She has been fashioning jewelry of gold, silver and copper, as well as of beads and semi-precious stones, for some 25 years. She brought sea glass into her repertoire about ten years ago.

Ms. Cross has so far found two primary ways to transform these artifacts into objects of art — by using them to create jewelry and to make decorative pieces she calls “windows.” “I love sea glass and I love to wear jewelry, so about six years ago I put the two together!” she says. The “windows” are designed to decorate the wall or a window at home or office and catch the sunlight as it comes streaming in. In both forms, the sea glass she employs comes in a dazzling variety of shapes made partly by the ocean and in colors developed by the glass makers.

“The most common colors are Kelly green (found in Sprite and tonic bottles), sea-foam green (Coke and other soda bottles), and brown (traditionally used for beer and ale). Rarer colors are red, orange, yellow, gray, teal, pink, cornflower blue and aqua.” These latter colors have always been harder to manufacture. Red and green were often used for ships’ lanterns. Some pieces consist of very thick, almost black glass, the remains of old wine bottles carried by European vessels sailing in the Caribbean. Crews on these ships sometimes had to jettison their wine or other cargo. Other times, of course, those ships went down in storms — crew, passengers, cargo and all.

On land, garbage dumps are an abundant source of sea glass, and they are often located near the sea. Refuse is burned and rainwater often carries it down to the sea. That kind of sea glass is called “bonfire” glass. With the melting effect of the fire, then the erosion process of the seawater, these pieces are often especially lovely, since they’ve been on a sort of “double journey.” Ms. Cross explains that Spectacle Island in Boston Harbor was a garbage dump for 20 years and is covered in glass.

The artist has traveled all over the world and has found much raw material for her artwork — not just sea glass but also shells and coral found on beaches on Martha’s Vineyard, Cape Cod, and elsewhere in New England, as well as in Hawaii, Mexico, Sicily and the British Isles.

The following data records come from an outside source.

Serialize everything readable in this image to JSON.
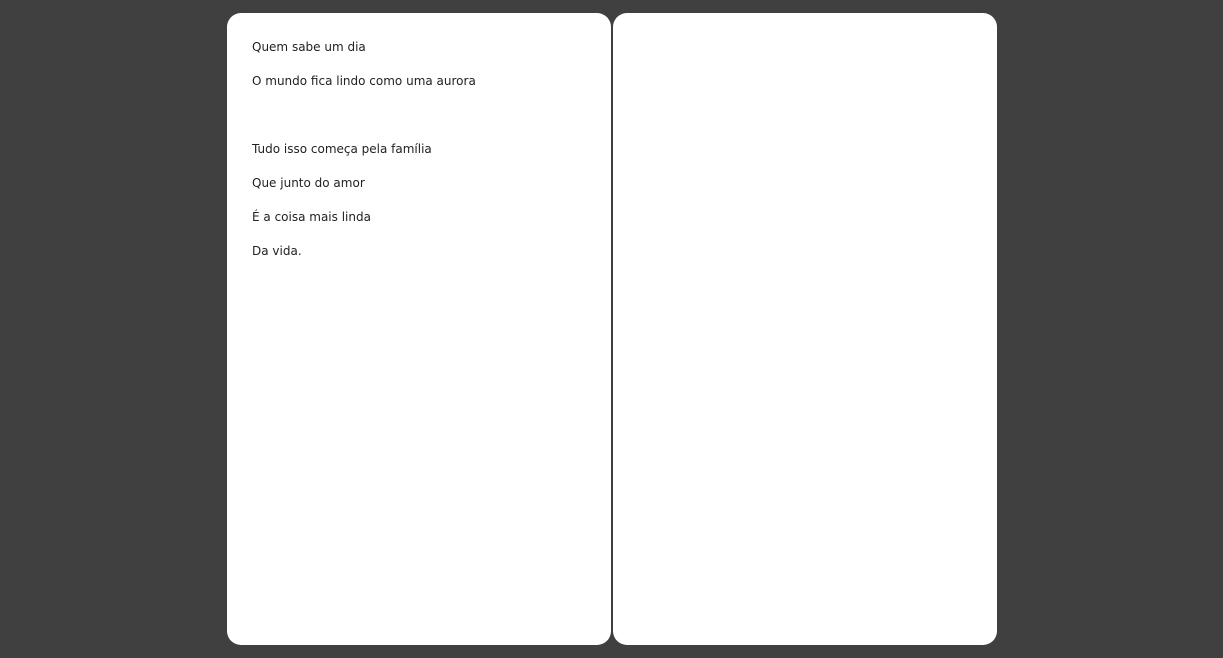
{
  "colors": {
    "background": "#404040",
    "page": "#ffffff",
    "text": "#222222"
  },
  "book": {
    "left_page": {
      "lines": [
        "Quem sabe um dia",
        "O mundo fica lindo como uma aurora",
        "",
        "Tudo isso começa pela família",
        "Que junto do amor",
        "É a coisa mais linda",
        "Da vida."
      ]
    },
    "right_page": {
      "lines": []
    }
  }
}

“Sea glass is diminishing around the world, as mankind turns to plastic instead of the beautiful old glass containers of days gone by.” This is not just a matter of aesthetics, but of survival for many species of animals that live in our oceans. Ms. Cross notes the brutally sad fact that small plastic bags are floating around all over the Earth’s seas and resemble jellyfish. Sea turtles and many other aquatic animals are sometimes victims of humankind’s “cast-offs” and pollution. “Once ingested, those plastic bags strangle the intestines and kill.” The artist intends her art to remind her patrons and fans of how precious the Earth’s seas are. She wants to “heighten awareness, the better to guard our beautiful oceans.”

This event will take place at The Bull Run, 215 Great Road, Shirley, Mass., on Sunday, April 19, 1 – 3 p.m.